Given an integer n, return any array containing n unique integers such that they add up to 0.

Example 1:

Input: n = 5
Output: [-7,-1,1,3,4]
Explanation: These arrays also are accepted [-5,-1,1,2,3] , [-3,-1,2,-2,4].

Example 2:

Input: n = 3
Output: [-1,0,1]

Example 3:

Input: n = 1
Output: [0]

Constraints:

1 <= n <= 1000

Solutions

Solution 1: Construction

We can start from \(1\) and alternately add positive and negative numbers to the result array. We repeat this process \(\frac{n}{2}\) times. If \(n\) is odd, we add \(0\) to the result array at the end.

The time complexity is \(O(n)\), where \(n\) is the given integer.
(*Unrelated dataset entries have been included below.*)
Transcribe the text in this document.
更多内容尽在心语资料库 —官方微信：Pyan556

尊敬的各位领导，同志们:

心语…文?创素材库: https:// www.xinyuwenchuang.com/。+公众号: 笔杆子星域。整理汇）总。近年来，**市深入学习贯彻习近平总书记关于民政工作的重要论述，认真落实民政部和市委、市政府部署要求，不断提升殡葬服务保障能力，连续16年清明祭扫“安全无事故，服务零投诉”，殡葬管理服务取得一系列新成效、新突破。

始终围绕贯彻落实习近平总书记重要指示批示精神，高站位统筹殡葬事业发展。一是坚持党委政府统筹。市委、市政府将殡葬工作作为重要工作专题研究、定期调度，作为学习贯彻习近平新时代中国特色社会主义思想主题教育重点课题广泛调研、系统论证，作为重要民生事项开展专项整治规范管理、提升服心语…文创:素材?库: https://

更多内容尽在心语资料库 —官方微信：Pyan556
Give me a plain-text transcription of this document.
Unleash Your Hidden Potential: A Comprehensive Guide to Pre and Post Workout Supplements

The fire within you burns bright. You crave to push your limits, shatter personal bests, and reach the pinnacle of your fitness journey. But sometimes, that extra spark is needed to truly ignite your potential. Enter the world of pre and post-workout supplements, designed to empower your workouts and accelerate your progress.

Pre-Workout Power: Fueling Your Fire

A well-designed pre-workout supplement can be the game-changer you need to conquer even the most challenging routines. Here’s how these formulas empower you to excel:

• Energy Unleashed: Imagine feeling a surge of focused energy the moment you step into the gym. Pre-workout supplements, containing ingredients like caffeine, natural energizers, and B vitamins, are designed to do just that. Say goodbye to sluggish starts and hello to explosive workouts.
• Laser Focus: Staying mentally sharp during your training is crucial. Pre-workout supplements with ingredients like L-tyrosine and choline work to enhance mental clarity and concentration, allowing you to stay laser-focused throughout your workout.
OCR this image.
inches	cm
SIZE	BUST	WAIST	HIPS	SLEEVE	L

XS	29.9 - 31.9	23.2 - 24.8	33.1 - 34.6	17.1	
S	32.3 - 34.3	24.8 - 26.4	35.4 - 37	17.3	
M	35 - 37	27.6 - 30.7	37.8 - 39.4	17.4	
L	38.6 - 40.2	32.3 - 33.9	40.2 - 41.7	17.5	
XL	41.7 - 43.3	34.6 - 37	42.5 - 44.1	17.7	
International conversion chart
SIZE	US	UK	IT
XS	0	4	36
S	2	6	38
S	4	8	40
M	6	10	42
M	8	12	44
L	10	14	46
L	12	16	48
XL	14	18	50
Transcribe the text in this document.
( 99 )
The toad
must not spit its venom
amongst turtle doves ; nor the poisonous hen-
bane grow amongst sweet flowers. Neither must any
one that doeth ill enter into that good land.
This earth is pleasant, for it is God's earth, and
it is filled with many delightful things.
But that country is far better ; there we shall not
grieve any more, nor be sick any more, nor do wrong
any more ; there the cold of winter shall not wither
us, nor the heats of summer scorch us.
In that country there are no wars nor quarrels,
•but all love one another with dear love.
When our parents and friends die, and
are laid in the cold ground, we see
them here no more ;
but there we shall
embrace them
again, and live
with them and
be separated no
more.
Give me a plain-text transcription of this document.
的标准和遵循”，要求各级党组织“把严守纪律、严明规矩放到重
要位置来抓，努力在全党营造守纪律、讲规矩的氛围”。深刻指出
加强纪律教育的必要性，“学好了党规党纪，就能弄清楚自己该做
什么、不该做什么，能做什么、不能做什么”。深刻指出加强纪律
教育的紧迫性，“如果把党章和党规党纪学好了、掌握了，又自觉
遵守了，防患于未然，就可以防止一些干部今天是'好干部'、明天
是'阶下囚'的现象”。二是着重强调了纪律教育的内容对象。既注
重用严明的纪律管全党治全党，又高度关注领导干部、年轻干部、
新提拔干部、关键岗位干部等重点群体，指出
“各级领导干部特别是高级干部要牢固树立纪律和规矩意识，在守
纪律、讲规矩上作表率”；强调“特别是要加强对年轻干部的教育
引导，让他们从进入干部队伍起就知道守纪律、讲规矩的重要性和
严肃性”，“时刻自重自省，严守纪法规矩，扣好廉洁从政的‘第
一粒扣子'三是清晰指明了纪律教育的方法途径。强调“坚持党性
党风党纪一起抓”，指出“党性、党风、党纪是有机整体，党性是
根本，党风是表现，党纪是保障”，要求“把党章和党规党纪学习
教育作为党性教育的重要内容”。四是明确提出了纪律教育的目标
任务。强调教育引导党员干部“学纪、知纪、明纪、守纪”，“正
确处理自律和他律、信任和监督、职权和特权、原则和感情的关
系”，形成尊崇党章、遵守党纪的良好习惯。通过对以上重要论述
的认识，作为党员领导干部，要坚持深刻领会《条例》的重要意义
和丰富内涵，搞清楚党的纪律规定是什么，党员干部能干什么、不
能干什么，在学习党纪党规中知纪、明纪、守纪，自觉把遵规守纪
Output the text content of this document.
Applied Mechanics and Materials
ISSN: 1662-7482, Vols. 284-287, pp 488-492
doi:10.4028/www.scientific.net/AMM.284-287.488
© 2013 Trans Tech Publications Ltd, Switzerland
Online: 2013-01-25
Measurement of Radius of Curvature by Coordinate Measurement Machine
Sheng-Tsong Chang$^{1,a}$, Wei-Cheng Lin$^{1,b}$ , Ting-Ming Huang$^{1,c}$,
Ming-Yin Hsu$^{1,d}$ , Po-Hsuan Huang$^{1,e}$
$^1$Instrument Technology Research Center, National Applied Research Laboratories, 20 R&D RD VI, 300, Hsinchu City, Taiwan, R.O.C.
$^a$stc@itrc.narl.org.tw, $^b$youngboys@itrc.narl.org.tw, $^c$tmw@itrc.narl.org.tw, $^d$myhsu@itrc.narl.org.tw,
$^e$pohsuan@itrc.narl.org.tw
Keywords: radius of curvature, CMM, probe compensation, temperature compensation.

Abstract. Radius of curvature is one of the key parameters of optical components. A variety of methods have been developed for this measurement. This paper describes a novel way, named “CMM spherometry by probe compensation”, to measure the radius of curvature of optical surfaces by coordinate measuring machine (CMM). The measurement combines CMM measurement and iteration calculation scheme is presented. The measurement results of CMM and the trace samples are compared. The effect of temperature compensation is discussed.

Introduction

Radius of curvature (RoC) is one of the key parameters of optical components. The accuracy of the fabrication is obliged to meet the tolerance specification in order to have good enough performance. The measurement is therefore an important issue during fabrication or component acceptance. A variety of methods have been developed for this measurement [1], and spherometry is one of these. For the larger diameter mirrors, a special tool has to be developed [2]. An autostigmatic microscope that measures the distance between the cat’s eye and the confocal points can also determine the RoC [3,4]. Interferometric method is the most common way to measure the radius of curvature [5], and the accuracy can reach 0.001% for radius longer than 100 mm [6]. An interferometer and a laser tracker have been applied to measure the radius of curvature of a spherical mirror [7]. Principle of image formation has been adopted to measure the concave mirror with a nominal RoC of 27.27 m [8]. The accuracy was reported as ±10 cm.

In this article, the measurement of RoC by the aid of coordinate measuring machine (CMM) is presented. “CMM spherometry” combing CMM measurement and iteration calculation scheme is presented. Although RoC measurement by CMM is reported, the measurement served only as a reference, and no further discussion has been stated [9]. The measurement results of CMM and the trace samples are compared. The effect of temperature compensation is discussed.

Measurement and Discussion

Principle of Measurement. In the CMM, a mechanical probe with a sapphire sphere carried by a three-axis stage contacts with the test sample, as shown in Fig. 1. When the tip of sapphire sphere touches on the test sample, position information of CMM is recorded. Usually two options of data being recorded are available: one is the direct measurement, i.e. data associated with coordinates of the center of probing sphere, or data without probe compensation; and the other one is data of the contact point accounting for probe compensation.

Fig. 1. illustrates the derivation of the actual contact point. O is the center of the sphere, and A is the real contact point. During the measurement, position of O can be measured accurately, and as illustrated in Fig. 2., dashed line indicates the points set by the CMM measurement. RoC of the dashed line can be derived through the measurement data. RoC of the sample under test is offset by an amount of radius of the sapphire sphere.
Ignoring the space used for the answer, the space complexity is \(O(1)\).

Python3JavaC++GoTypeScriptRust

class Solution:
    def sumZero(self, n: int) -> List[int]:
        ans = []
        for i in range(n >> 1):
            ans.append(i + 1)
            ans.append(-(i + 1))
        if n & 1:
            ans.append(0)
        return ans

class Solution {
    public int[] sumZero(int n) {
        int[] ans = new int[n];
        for (int i = 1, j = 0; i <= n / 2; ++i) {
            ans[j++] = i;
            ans[j++] = -i;
        }
        return ans;
    }
}

class Solution {
public:
    vector<int> sumZero(int n) {
        vector<int> ans(n);
        for (int i = 1, j = 0; i <= n / 2; ++i) {
            ans[j++] = i;
            ans[j++] = -i;
        }
        return ans;
    }
};

func sumZero(n int) []int {
    ans := make([]int, n)
    for i, j := 1, 0; i <= n/2; i, j = i+1, j+1 {
        ans[j] = i
        j++
        ans[j] = -i
    }
    return ans
}

function sumZero(n: number): number[] {
    const ans: number[] = Array(n).fill(0);
    for (let i = 1, j = 0; i <= n / 2; ++i) {
        ans[j++] = i;
        ans[j++] = -i;
    }
    return ans;
}

impl Solution {
    pub fn sum_zero(n: i32) -> Vec<i32> {
        let mut ans = vec![0; n as usize];
        let mut j = 0;
        for i in 1..=n / 2 {
            ans[j] = i;
            j += 1;
            ans[j] = -i;
            j += 1;
        }
        ans
    }
}

Solution 2: Construction + Mathematics

We can also add all integers from \(1\) to \(n-1\) to the result array, and finally add the opposite of the sum of the first \(n-1\) integers, which is \(-\frac{n(n-1)}{2}\), to the result array.